Maria Pia Ellero taught at the University of the Basilicata in Potenza during the period when she wrote this book. This is a point I will return to at the end of this review. Her academic field of interest is Italian literature and philosophy of the late sixteenth century. She has published various essays on Tommaso Campanella and Giordano Bruno, especially on Lo specchio della bestia trionfante, L'artificium perorandi, and Il candelaio. She has also written a textbook on the theory and history of rhetoric. These works inform her approach to the introduction, six chapters, and appendix on Bruno's works — mainly on his Italian dialogues — that we find in this book.

Lo specchio della fantasia is involved with the themes of beauty, art, and literature in Bruno's works, as well as with deep changes of sense that his philosophy of nature unearthed in the forms and ideas of representation. Ellero also deals with questions, such as the characteristics that become the Brunian notions of the diverse art of nature, which the Renaissance aesthetic expressed with the same linguistic formulations in quite different works by other authors.

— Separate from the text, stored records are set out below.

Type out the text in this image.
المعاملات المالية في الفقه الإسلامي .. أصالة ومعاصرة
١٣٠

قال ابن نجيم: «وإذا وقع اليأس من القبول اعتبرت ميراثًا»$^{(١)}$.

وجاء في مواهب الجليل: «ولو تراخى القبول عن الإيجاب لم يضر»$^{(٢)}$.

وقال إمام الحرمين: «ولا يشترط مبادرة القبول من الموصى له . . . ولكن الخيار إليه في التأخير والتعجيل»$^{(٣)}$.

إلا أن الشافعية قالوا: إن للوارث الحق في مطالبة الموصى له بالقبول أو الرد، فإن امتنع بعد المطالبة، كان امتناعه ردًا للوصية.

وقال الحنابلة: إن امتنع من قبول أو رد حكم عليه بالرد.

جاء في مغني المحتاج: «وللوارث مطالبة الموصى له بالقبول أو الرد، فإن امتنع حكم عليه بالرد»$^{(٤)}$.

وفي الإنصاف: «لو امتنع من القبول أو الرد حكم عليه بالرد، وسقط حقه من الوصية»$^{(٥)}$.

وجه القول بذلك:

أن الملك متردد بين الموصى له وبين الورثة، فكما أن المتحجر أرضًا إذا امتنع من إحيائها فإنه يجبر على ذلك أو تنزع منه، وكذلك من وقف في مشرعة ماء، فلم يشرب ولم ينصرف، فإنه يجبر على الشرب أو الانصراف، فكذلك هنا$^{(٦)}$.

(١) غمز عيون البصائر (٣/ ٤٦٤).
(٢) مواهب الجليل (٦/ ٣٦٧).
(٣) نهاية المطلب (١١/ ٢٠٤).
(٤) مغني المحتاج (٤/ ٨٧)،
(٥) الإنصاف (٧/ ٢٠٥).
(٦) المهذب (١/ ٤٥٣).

In more detail, Ellero asks what are the parameters that define beauty in Bruno's infinite, nonhierarchical universe, in which the objectivity of forms ("in margine a un precetto di Aristotle" [73]) of beauty are not guaranteed by the possibility of submitting the forms to a universal consensus? The idea that the forms of different kinds of beauty are by themselves infinite and not commensurable with each other, and the idea that the same readers are subject to continuous changes of preferences and desiderata as they read each of the changing Italian texts in historical order, these somehow similar authorial ideas are mirrored in the writings of Bruno. They are mirrored in the choices of new rhetorical strategies that consent to the philosophy of building argumentative texts as literary texts (going, say, from the Cena de le ceneri to De la causa to Gli eroici furori within two or so brief years), and with the imitation of nature that intertwines with the former strategies, converges with them, and sometimes forms together with them in a tightly-knit tension as we finish Bruno's complete Italian works.

Ellero's study is complex and sometimes difficult to follow. Yet, hers is the voice of a new school of Italian literary criticism. If one reads the book with the [End Page 1282] goals of the University of Basilicata in mind, one realizes that her work is in line with this new school and its new scholarship. In this regard, this book is exciting to read and think about, and is worth perusing for a somewhat new approach to the way Giordano Bruno thought and saw his literary writing as it interacted with his post-Aristotelian philosophy and his philosophy of beauty and nature.